5. Empirical behavior on in-domain and out-of-domain benchmarks
The empirical evaluation covers both synthetic CI tasks and broader privacy-sensitive deployment settings. The in-domain benchmark is CI-RL, described as containing explicit synthetic CI scenarios with labeled allowed and disallowed attributes and rationales. Out-of-domain evaluation uses PrivacyLens, a tool-using agent benchmark with privacy-sensitive action traces, and CIMemories, a multi-turn benchmark with accumulated memory requiring adaptive disclosure. Reported metrics include Integrity, Utility, Complete, Leakage Rate (LR), and Helpfulness (Park et al., 18 May 2026).
The comparison set includes CI-RL, referred to as GRPO, ContextDistill, and the untrained Initial model. The reported pattern is consistent across settings: SELFCI improves simultaneous task completeness and privacy compliance without the utility degradation associated with over-suppression.
| Benchmark | Baselines mentioned | Reported findings |
|---|---|---|
| CI-RL | Initial, CI-RL/GRPO, ContextDistill | For Qwen2.5-7B-Instruct, Complete is 53.42% for SELFCI, versus 43.29% for CI-RL and 23.29% for Initial; Integrity reaches 83.56% versus 35.34% for Initial |
| PrivacyLens | Initial and competitive baselines | For Qwen3-4B, LR drops from 40.97% to 32.45%, and Helpfulness is highest at 1.92 |
| CIMemories | Baselines under memory accumulation | SELFCI keeps Violation@5 under 5% while others rise above 20% |
These results support several narrower claims made in the paper. SELFCI is reported to outperform competitive online reinforcement learning baselines such as GRPO. It also outperforms external large-teacher distillation in the reported ablations, implying that self-generated, context-grounded rationales may generalize better for CI than externally supplied teacher outputs. The out-of-domain gains on agentic workflows and accumulated private context are especially significant because they indicate robustness to distribution shift and to privacy violations that compound across turns.

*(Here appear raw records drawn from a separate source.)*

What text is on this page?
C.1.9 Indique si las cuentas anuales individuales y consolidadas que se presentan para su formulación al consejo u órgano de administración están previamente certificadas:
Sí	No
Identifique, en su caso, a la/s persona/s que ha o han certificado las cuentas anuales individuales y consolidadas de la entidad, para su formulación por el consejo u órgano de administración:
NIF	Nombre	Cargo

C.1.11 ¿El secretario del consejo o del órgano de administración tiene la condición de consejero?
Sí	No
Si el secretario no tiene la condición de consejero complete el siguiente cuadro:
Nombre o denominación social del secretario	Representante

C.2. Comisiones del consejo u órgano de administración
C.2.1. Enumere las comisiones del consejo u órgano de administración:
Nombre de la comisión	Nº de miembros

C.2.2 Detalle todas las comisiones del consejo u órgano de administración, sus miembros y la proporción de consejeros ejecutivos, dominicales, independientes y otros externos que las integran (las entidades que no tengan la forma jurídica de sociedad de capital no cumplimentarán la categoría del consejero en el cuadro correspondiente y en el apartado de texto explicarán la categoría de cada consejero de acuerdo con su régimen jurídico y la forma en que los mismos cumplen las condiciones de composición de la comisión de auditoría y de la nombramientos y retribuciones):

6. Efficiency, scope, and acronym ambiguity
SELFCI is presented as a practical alignment method because it does not rely on costly external supervision. The paper states that it requires neither costly external teacher models nor large amounts of human-labeled rationales, and that it is more sample-efficient and faster per wall-clock time and per epoch than CI-RL/GRPO because it uses dense, on-policy, token-level guidance rather than sparse, delayed scalar rewards. It is also described as applicable across model sizes, including strong models for which external distillation may be infeasible.

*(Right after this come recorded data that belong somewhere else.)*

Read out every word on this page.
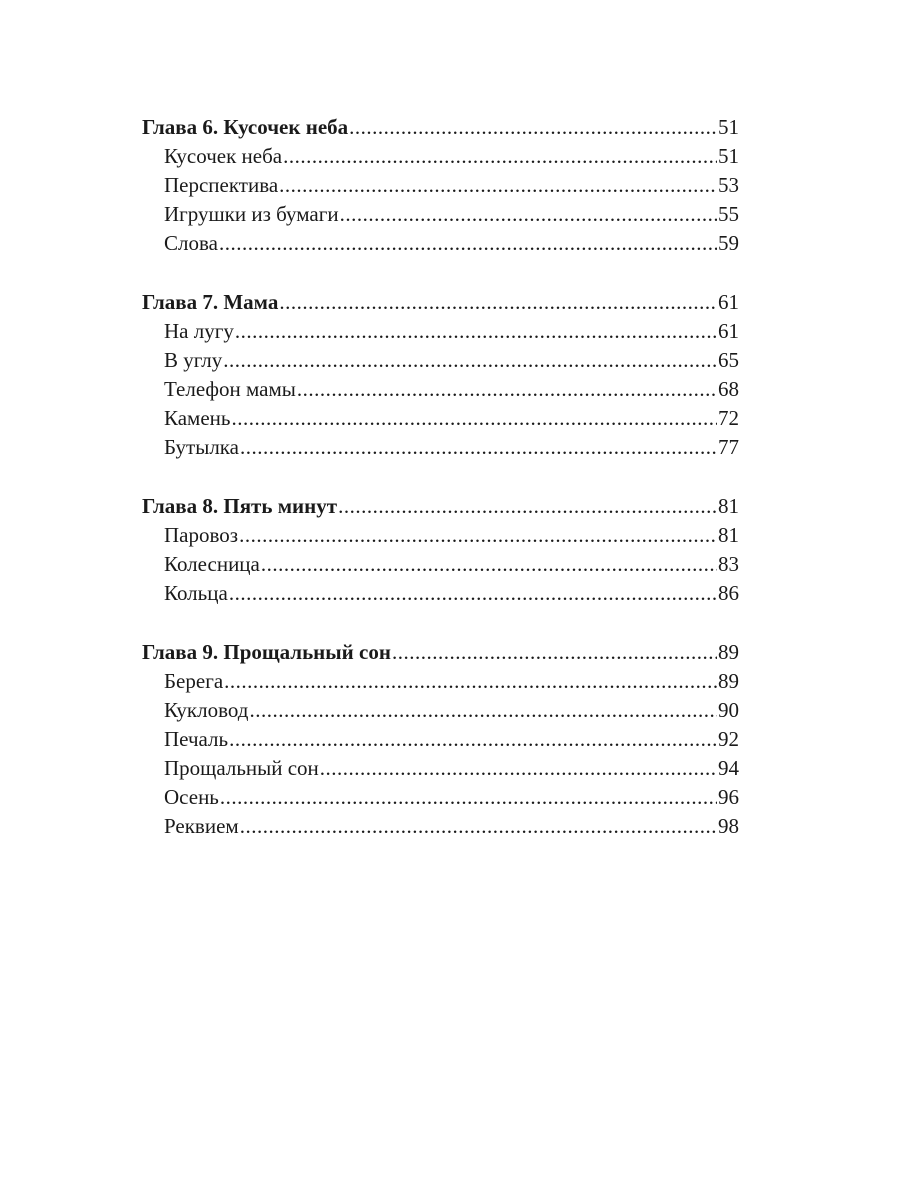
Глава 6. Кусочек неба .....	51
Кусочек неба .....	51
Перспектива .....	53
Игрушки из бумаги .....	55
Слова .....	59
Глава 7. Мама .....	61
На лугу .....	61
В углу .....	65
Телефон мамы .....	68
Камень .....	72
Бутылка .....	77
Глава 8. Пять минут .....	81
Паровоз .....	81
Колесница .....	83
Кольца .....	86
Глава 9. Прощальный сон .....	89
Берега .....	89
Кукловод .....	90
Печаль .....	92
Прощальный сон .....	94
Осень .....	96
Реквием .....	98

The framework’s intended deployment scope includes personal agents, privacy-sensitive tool use, and settings with memory accumulation, where context-specific disclosure norms must be maintained over time. A plausible implication is that SELFCI is best understood not as a refusal-tuning method but as a norm-sensitive control mechanism for information flow in long-horizon LLM behavior.

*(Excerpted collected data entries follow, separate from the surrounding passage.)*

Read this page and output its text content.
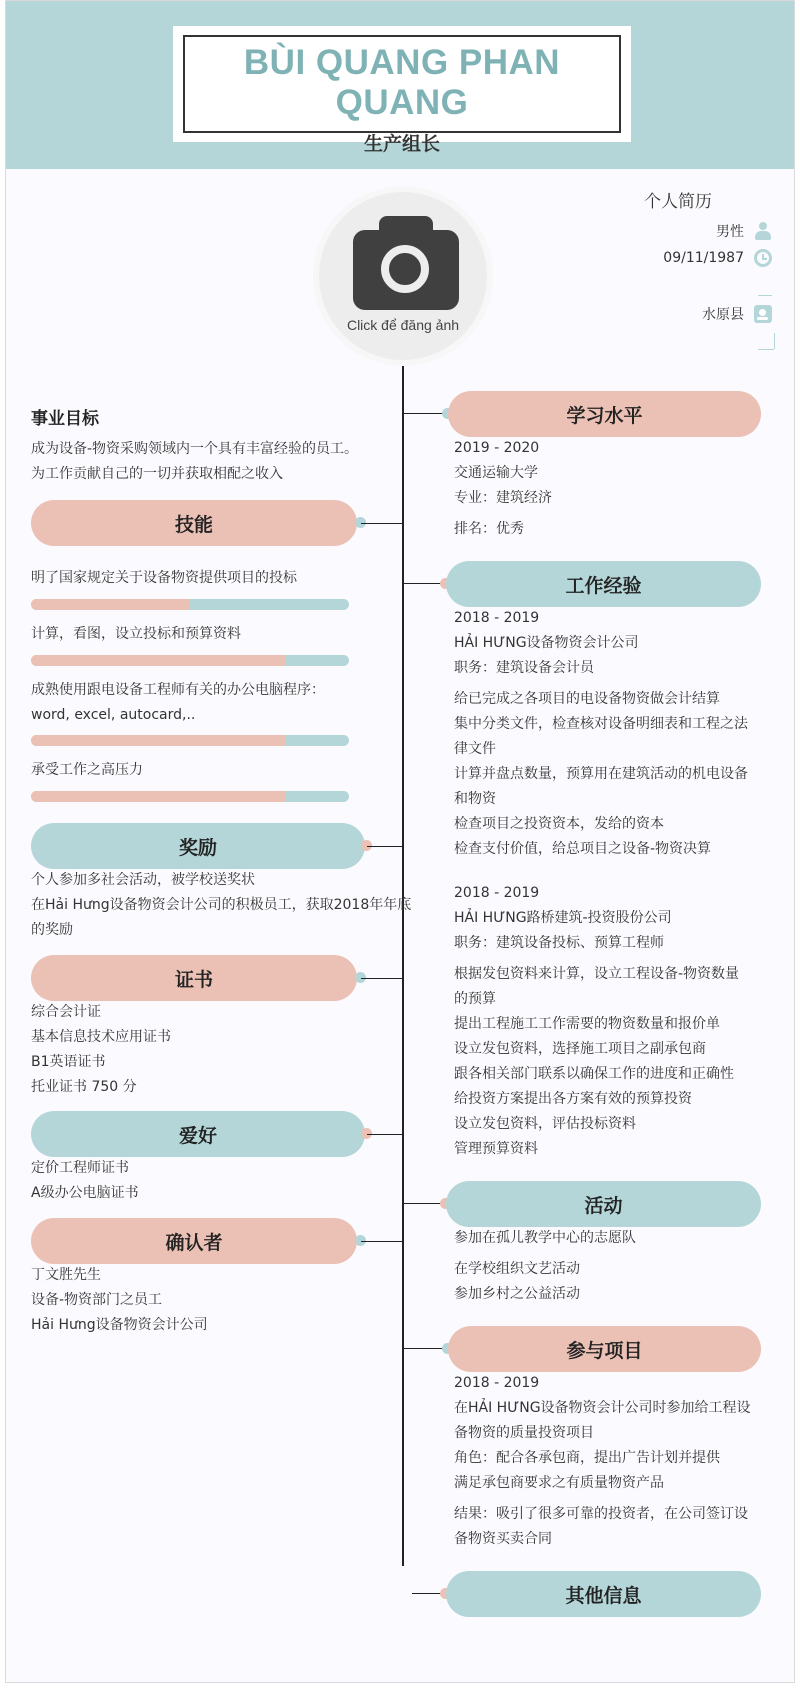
BÙI QUANG PHAN QUANG
生产组长
Click để đăng ảnh
个人简历
男性
09/11/1987
水原县
事业目标
成为设备-物资采购领域内一个具有丰富经验的员工。
为工作贡献自己的一切并获取相配之收入
技能
明了国家规定关于设备物资提供项目的投标
计算，看图，设立投标和预算资料
成熟使用跟电设备工程师有关的办公电脑程序：
word, excel, autocard,..
承受工作之高压力
奖励
个人参加多社会活动，被学校送奖状
在Hải Hưng设备物资会计公司的积极员工，获取2018年年底
的奖励
证书
综合会计证
基本信息技术应用证书
B1英语证书
托业证书 750 分
爱好
定价工程师证书
A级办公电脑证书
确认者
丁文胜先生
设备-物资部门之员工
Hải Hưng设备物资会计公司
学习水平
2019 - 2020
交通运输大学
专业：建筑经济
排名：优秀
工作经验
2018 - 2019
HẢI HƯNG设备物资会计公司
职务：建筑设备会计员
给已完成之各项目的电设备物资做会计结算
集中分类文件，检查核对设备明细表和工程之法
律文件
计算并盘点数量，预算用在建筑活动的机电设备
和物资
检查项目之投资资本，发给的资本
检查支付价值，给总项目之设备-物资决算
2018 - 2019
HẢI HƯNG路桥建筑-投资股份公司
职务：建筑设备投标、预算工程师
根据发包资料来计算，设立工程设备-物资数量
的预算
提出工程施工工作需要的物资数量和报价单
设立发包资料，选择施工项目之副承包商
跟各相关部门联系以确保工作的进度和正确性
给投资方案提出各方案有效的预算投资
设立发包资料，评估投标资料
管理预算资料
活动
参加在孤儿教学中心的志愿队
在学校组织文艺活动
参加乡村之公益活动
参与项目
2018 - 2019
在HẢI HƯNG设备物资会计公司时参加给工程设
备物资的质量投资项目
角色：配合各承包商，提出广告计划并提供
满足承包商要求之有质量物资产品
结果：吸引了很多可靠的投资者，在公司签订设
备物资买卖合同
其他信息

A source of ambiguity is the acronym itself. In the 2026 arXiv literature, SELFCI also appears in a different meaning within selective conformal inference: SCIP is described as recovering and improving methods in the SELFCI (Selective Conformal Inference) framework (Li et al., 26 May 2026). That usage is unrelated to the CI-alignment method described here. In the LLM privacy literature, SELFCI denotes the complementary self-distillation framework centered on dual reverse-KL objectives and a Product-of-Experts target for contextual integrity alignment.